Valeria sintió que el suelo se movía bajo sus pies. ¿Estaba evaluando su desempeño sexual a través de sus diseños?
-No sé a qué se refiere -mintió, clavando la mirada en un cuadro abstracto de la pared.
-Claro que lo sabe -él se levantó, rodeando el escritorio con la lentitud de un depredador que sabe que su presa no tiene escapatoria-. Usted ofreció su cuerpo. Y a cambio, su arte ganó autenticidad. Es una ecuación fascinante.
Se detuvo frente a ella. No la tocó, pero el espacio entre ellos vibraba.

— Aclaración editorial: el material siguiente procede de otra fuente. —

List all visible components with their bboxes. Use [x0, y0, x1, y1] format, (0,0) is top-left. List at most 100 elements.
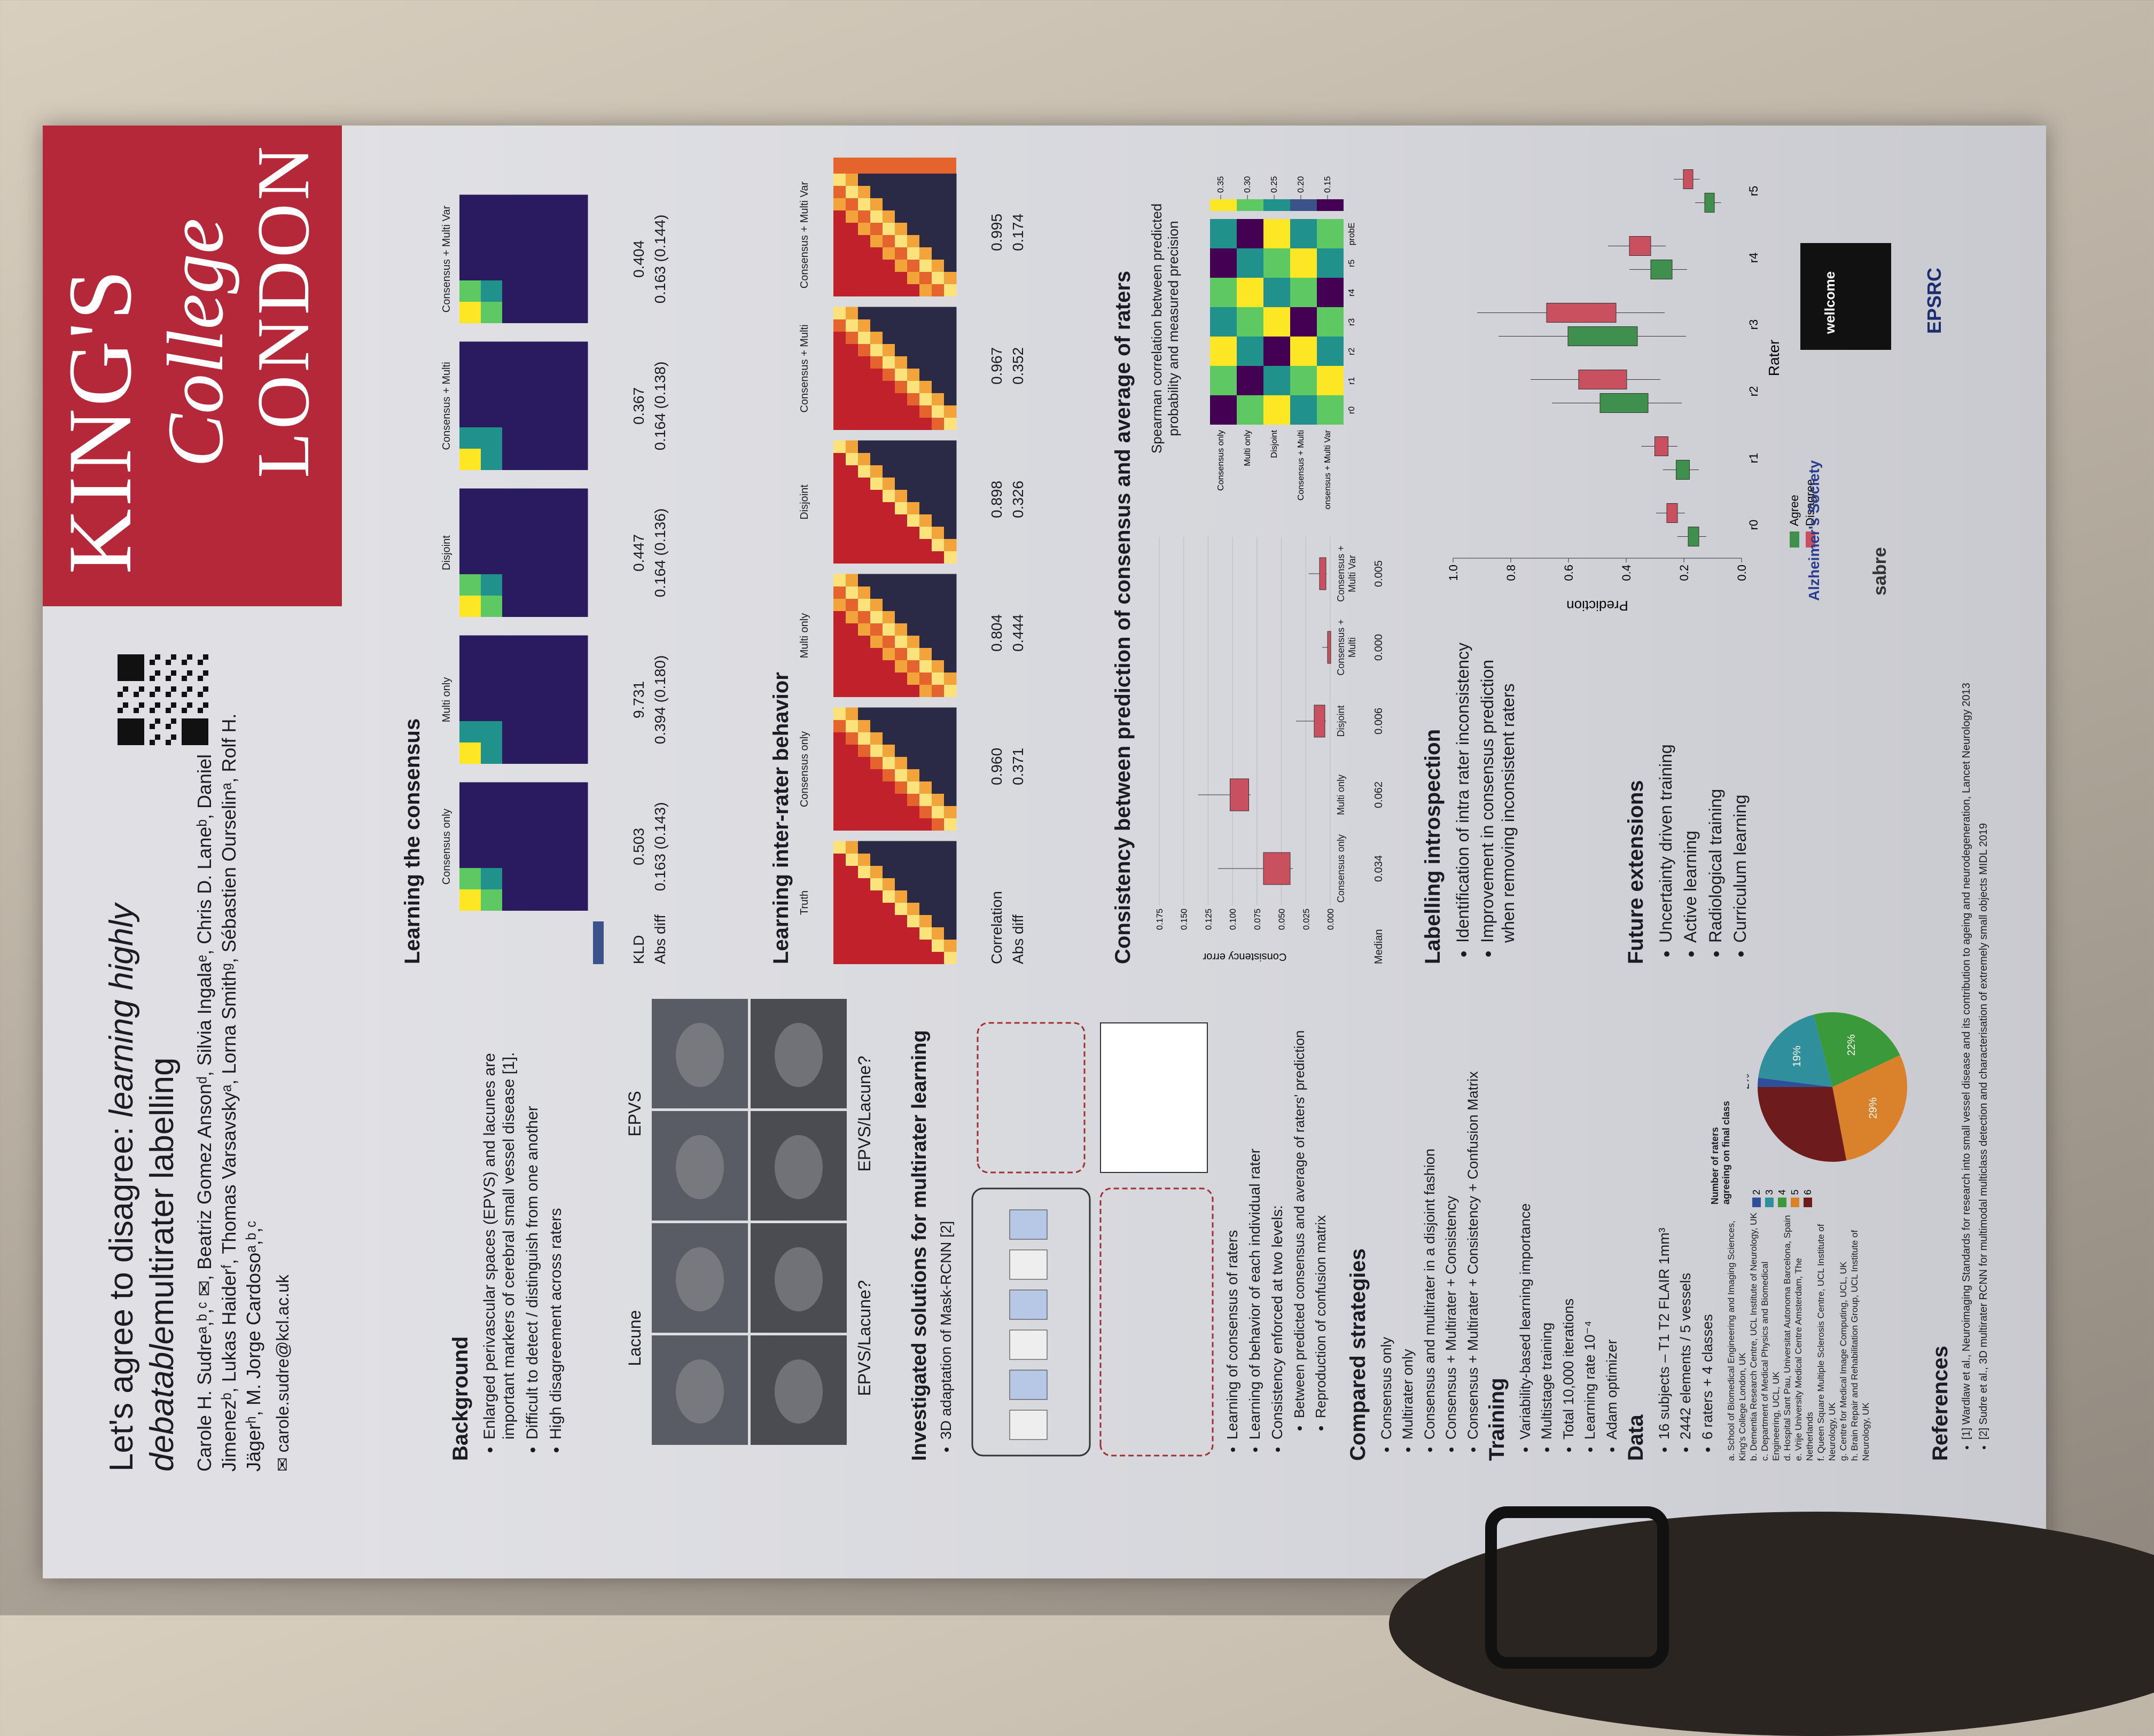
heatmap-cell — [919, 538, 932, 551]
qr-cell — [134, 676, 139, 681]
y-tick-label: 0.4 — [1620, 565, 1633, 581]
heatmap-cell — [566, 531, 588, 553]
qr-cell — [118, 708, 123, 713]
heatmap-cell — [944, 514, 957, 527]
heatmap-cell — [566, 846, 588, 868]
heatmap-cell — [502, 280, 524, 302]
heatmap-cell — [566, 510, 588, 531]
qr-cell — [123, 660, 128, 665]
heatmap-cell — [883, 720, 895, 732]
heatmap-cell — [870, 720, 883, 732]
heatmap-cell — [481, 237, 503, 259]
heatmap-cell — [1210, 307, 1237, 337]
heatmap-cell — [459, 510, 481, 531]
heatmap-cell — [858, 380, 871, 393]
heatmap-cell — [944, 393, 957, 405]
heatmap-cell — [883, 380, 895, 393]
heatmap-cell — [895, 939, 908, 952]
heatmap-cell — [932, 635, 945, 648]
heatmap-cell — [545, 846, 567, 868]
heatmap-cell — [566, 427, 588, 449]
y-axis-label: Prediction — [1566, 598, 1628, 614]
heatmap-cell — [944, 818, 957, 831]
bullet-list: 16 subjects – T1 T2 FLAIR 1mm³2442 eleme… — [1656, 1140, 1716, 1461]
heatmap-cell — [524, 488, 545, 510]
logo: Alzheimer's Society — [1806, 460, 1822, 601]
qr-code — [118, 654, 208, 745]
section-heading: Investigated solutions for multirater le… — [908, 1030, 931, 1461]
heatmap-cell — [858, 417, 871, 430]
heatmap-cell — [566, 721, 588, 742]
qr-cell — [139, 654, 144, 660]
heatmap-cell — [502, 656, 524, 678]
heatmap-cell — [944, 452, 957, 465]
heatmap-cell — [502, 635, 524, 657]
y-tick-label: 0.125 — [1204, 909, 1213, 930]
qr-cell — [134, 718, 139, 724]
heatmap-cell — [846, 271, 859, 284]
heatmap-cell — [858, 574, 871, 587]
heatmap-cell — [858, 660, 871, 672]
heatmap-cell — [1317, 337, 1344, 366]
heatmap-cell — [858, 672, 871, 685]
heatmap-cell — [944, 927, 957, 940]
col-label: r4 — [1347, 289, 1356, 296]
x-tick-label: r1 — [1747, 453, 1760, 464]
heatmap-cell — [459, 488, 481, 510]
heatmap-cell — [932, 514, 945, 527]
heatmap-cell — [858, 865, 871, 878]
heatmap-cell — [846, 660, 859, 672]
heatmap-cell — [883, 878, 895, 890]
bullet: Curriculum learning — [1730, 633, 1750, 943]
heatmap-cell — [907, 769, 920, 781]
heatmap-cell — [895, 185, 908, 198]
heatmap-cell — [895, 307, 908, 319]
wellcome-bg — [1800, 243, 1891, 350]
heatmap-cell — [944, 551, 957, 564]
heatmap-cell — [883, 405, 895, 418]
heatmap-cell — [858, 452, 871, 465]
x-tick-label: r4 — [1747, 253, 1760, 263]
qr-cell — [128, 665, 134, 670]
x-tick-label: r2 — [1747, 386, 1760, 397]
y-tick-label: 0.175 — [1156, 909, 1165, 930]
qr-cell — [187, 670, 192, 676]
heatmap-cell — [870, 452, 883, 465]
heatmap-cell — [846, 684, 859, 697]
bullet: Consensus + Multirater + Consistency — [1442, 1018, 1460, 1440]
logo: sabre — [1870, 547, 1890, 596]
heatmap-cell — [481, 448, 503, 470]
affiliation: b. Dementia Research Centre, UCL Institu… — [1749, 1213, 1759, 1461]
heatmap-cell — [524, 301, 545, 323]
qr-cell — [203, 729, 208, 734]
heatmap-cell — [870, 185, 883, 198]
col-label: r5 — [1347, 260, 1356, 267]
heatmap-cell — [833, 514, 846, 527]
image-label: EPVS — [625, 1091, 644, 1137]
box — [1567, 326, 1638, 346]
heatmap-cell — [481, 488, 503, 510]
heatmap-cell — [895, 841, 908, 854]
heatmap-cell — [944, 185, 957, 198]
heatmap-cell — [545, 237, 567, 259]
heatmap-cell — [919, 732, 932, 745]
heatmap-cell — [907, 477, 920, 490]
heatmap-cell — [833, 185, 846, 198]
heatmap-cell — [907, 635, 920, 648]
qr-cell — [139, 686, 144, 692]
heatmap-cell — [1317, 366, 1344, 395]
qr-cell — [198, 740, 203, 745]
heatmap-cell — [870, 806, 883, 818]
heatmap-cell — [895, 611, 908, 623]
heatmap-cell — [858, 623, 871, 636]
heatmap-cell — [846, 574, 859, 587]
heatmap-cell — [481, 846, 503, 868]
pie-slice — [1758, 1014, 1832, 1087]
heatmap-cell — [944, 853, 957, 866]
legend-label: 2 — [1751, 1190, 1762, 1195]
heatmap-cell — [870, 210, 883, 223]
heatmap-cell — [895, 927, 908, 940]
heatmap-cell — [524, 448, 545, 470]
heatmap-cell — [858, 890, 871, 903]
heatmap-cell — [858, 756, 871, 769]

-No fue una transacción -logró decir, con una chispa de su antigua dignidad.
-Todo en la vida lo es -replicó, su voz un susurro seductor-. Usted me da el control, y yo le doy a cambio... ¿qué, Valeria? ¿Éxtasis? ¿Verdad? ¿O simplemente el placer de dejar de luchar?
Su mano se alzó entonces. Con la yema del dedo índice, tocó el centro del moretón en su cuello. Fue una caricia eléctrica, un gesto de propiedad absoluta. Un gemido involuntario se le escapó.
-Esto -murmuró, su voz grave resonando en lo más hondo de ella- es un recordatorio. De que aquí, dentro de estas paredes, me pertenece.
Y entonces, sus labios encontraron los suyos. Este beso no fue la conquista feroz de la primera vez. Fue una reafirmación. Más lento, más profundo, más devastador porque conocía ya el territorio de su boca. Y ella, para su propia y aterrada fascinación, respondió. Se inclinó hacia él, su boca se abrió bajo la suya en una entrega instantánea y voluntaria. Había cruzado un umbral del que no había retorno.
Cuando se separaron, jadeantes, los ojos de Elías brillaban con la satisfacción oscura de un hombre que ha ganado algo más que una batalla.
-Puede irse -dijo, su voz ronca-. Mañana. 7 p.m. No sea impuntual.
Valeria salió de la oficina, las piernas flojas. No era la misma mujer. Se había convertido en la amante secreta, la posesión, la alumna sumisa de su propio deseo. Y lo más aterrador, mientras caminaba por el pasillo vacío, era descubrir que una parte de ella, la parte que había gritado su nombre contra el ébano pulido, no anhelaba ser nada más. El laberinto, comprendió, no estaba en la pantalla. Estaba en su piel, en su voluntad, y él era el único guardián de su centro.